Misplaced expectations

August 14, 2007

There's a memorable line in the movie Jerry Maguire, when Cuba Gooding Jr., cast as a frustrated, underappreciated football player, tells his agent just what he expects of him in the next round of contract negotiations: "Show me the money! Show me the money!" The citizens of Baltimore should ask the same of its economic development officials when they offer profit-sharing agreements to developers.

Lost in the fine print of these deals that are tied to lucrative tax breaks for developers is the expectation of when Baltimore would see any money from a profit-sharing arrangement. As past practice has shown: Don't expect the money any time soon.

That's a small detail that should be emphasized when economic development officials come before the City Council and the public seeking approval of government-financed incentives for developers, especially successful ones involved in projects in well-established neighborhoods. But economic development officials argue that any profit-sharing agreement reached with a developer is a bonus -- and not one expected in the early years -- beyond the real benefits of a project: jobs and millions in tax revenue for the city.

That's a valid point, but why even bother with a profit-sharing agreement? It appears that this add-on is really a means to win approval of tax breaks and other incentives.
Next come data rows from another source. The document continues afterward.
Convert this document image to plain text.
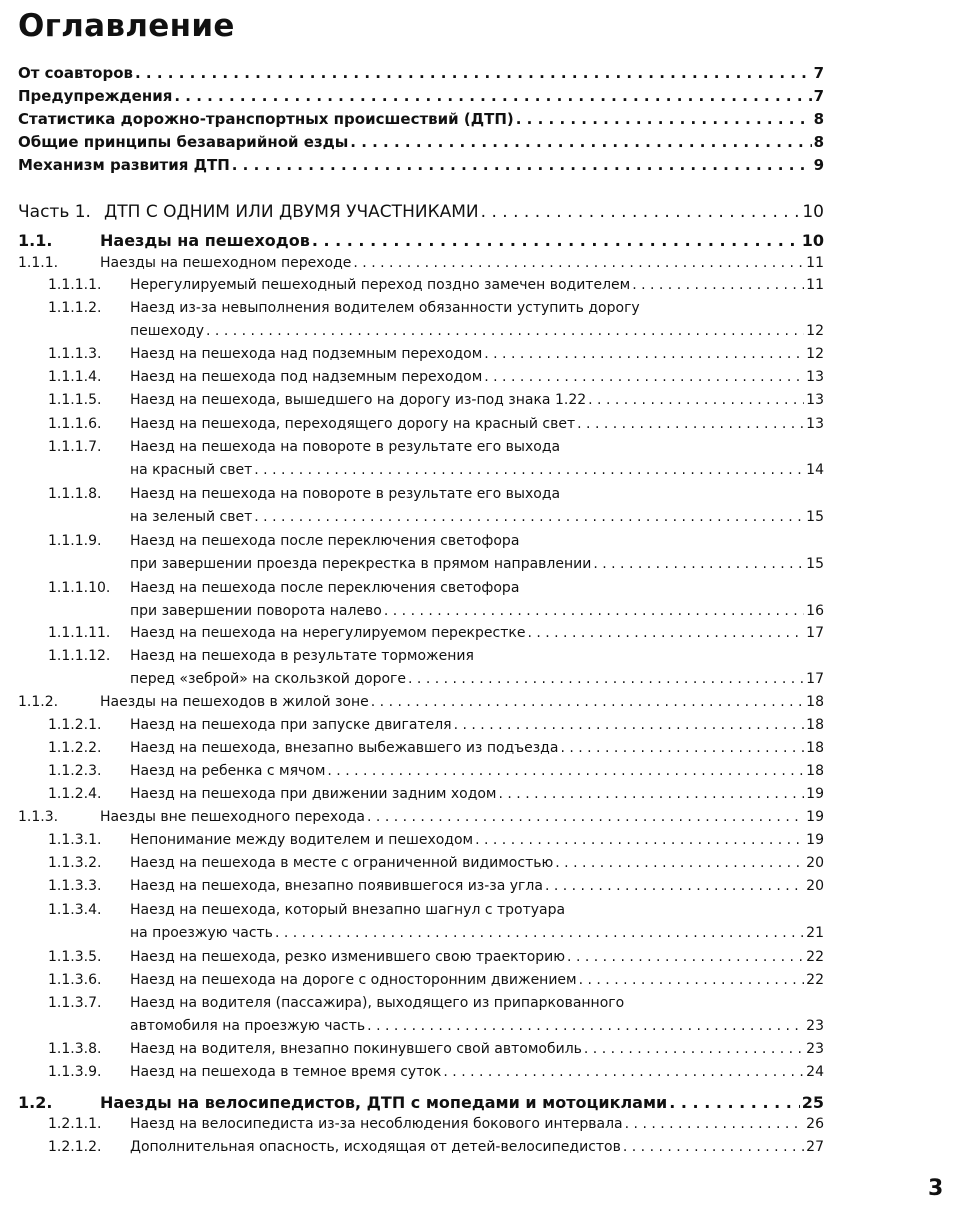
Оглавление
От соавторов . . .	7
Предупреждения . . .	7
Статистика дорожно-транспортных происшествий (ДТП) . . .	8
Общие принципы безаварийной езды . . .	8
Механизм развития ДТП . . .	9
Часть 1. ДТП С ОДНИМ ИЛИ ДВУМЯ УЧАСТНИКАМИ . . .	10
1.1.	Наезды на пешеходов . . .	10
1.1.1.	Наезды на пешеходном переходе . . .	11
1.1.1.1. Нерегулируемый пешеходный переход поздно замечен водителем . . .	11
1.1.1.2. Наезд из-за невыполнения водителем обязанности уступить дорогу
пешеходу . . .	12
1.1.1.3. Наезд на пешехода над подземным переходом . . .	12
1.1.1.4. Наезд на пешехода под надземным переходом . . .	13
1.1.1.5. Наезд на пешехода, вышедшего на дорогу из-под знака 1.22 . . .	13
1.1.1.6. Наезд на пешехода, переходящего дорогу на красный свет . . .	13
1.1.1.7. Наезд на пешехода на повороте в результате его выхода
на красный свет . . .	14
1.1.1.8. Наезд на пешехода на повороте в результате его выхода
на зеленый свет . . .	15
1.1.1.9. Наезд на пешехода после переключения светофора
при завершении проезда перекрестка в прямом направлении . . .	15
1.1.1.10. Наезд на пешехода после переключения светофора
при завершении поворота налево . . .	16
1.1.1.11. Наезд на пешехода на нерегулируемом перекрестке . . .	17
1.1.1.12. Наезд на пешехода в результате торможения
перед «зеброй» на скользкой дороге . . .	17
1.1.2.	Наезды на пешеходов в жилой зоне . . .	18
1.1.2.1. Наезд на пешехода при запуске двигателя . . .	18
1.1.2.2. Наезд на пешехода, внезапно выбежавшего из подъезда . . .	18
1.1.2.3. Наезд на ребенка с мячом . . .	18
1.1.2.4. Наезд на пешехода при движении задним ходом . . .	19
1.1.3.	Наезды вне пешеходного перехода . . .	19
1.1.3.1. Непонимание между водителем и пешеходом . . .	19
1.1.3.2. Наезд на пешехода в месте с ограниченной видимостью . . .	20
1.1.3.3. Наезд на пешехода, внезапно появившегося из-за угла . . .	20
1.1.3.4. Наезд на пешехода, который внезапно шагнул с тротуара
на проезжую часть . . .	21
1.1.3.5. Наезд на пешехода, резко изменившего свою траекторию . . .	22
1.1.3.6. Наезд на пешехода на дороге с односторонним движением . . .	22
1.1.3.7. Наезд на водителя (пассажира), выходящего из припаркованного
автомобиля на проезжую часть . . .	23
1.1.3.8. Наезд на водителя, внезапно покинувшего свой автомобиль . . .	23
1.1.3.9. Наезд на пешехода в темное время суток . . .	24
1.2.	Наезды на велосипедистов, ДТП с мопедами и мотоциклами . . .	25
1.2.1.1. Наезд на велосипедиста из-за несоблюдения бокового интервала . . .	26
1.2.1.2. Дополнительная опасность, исходящая от детей-велосипедистов . . .	27
3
Of 10 city-assisted development projects approved since 1997, none has reached the agreed-upon investment return for developers to share profits with the city, according to city officials, who require annual audits.

It may be too early for successful ventures such as Power Plant Live, the Baltimore Marriott Waterfront hotel and HarborView apartments and condominiums to generate a profit-sharing check for the city. But it also may be time to review how such deals are structured in the future, and the city's motto should be: "Show me."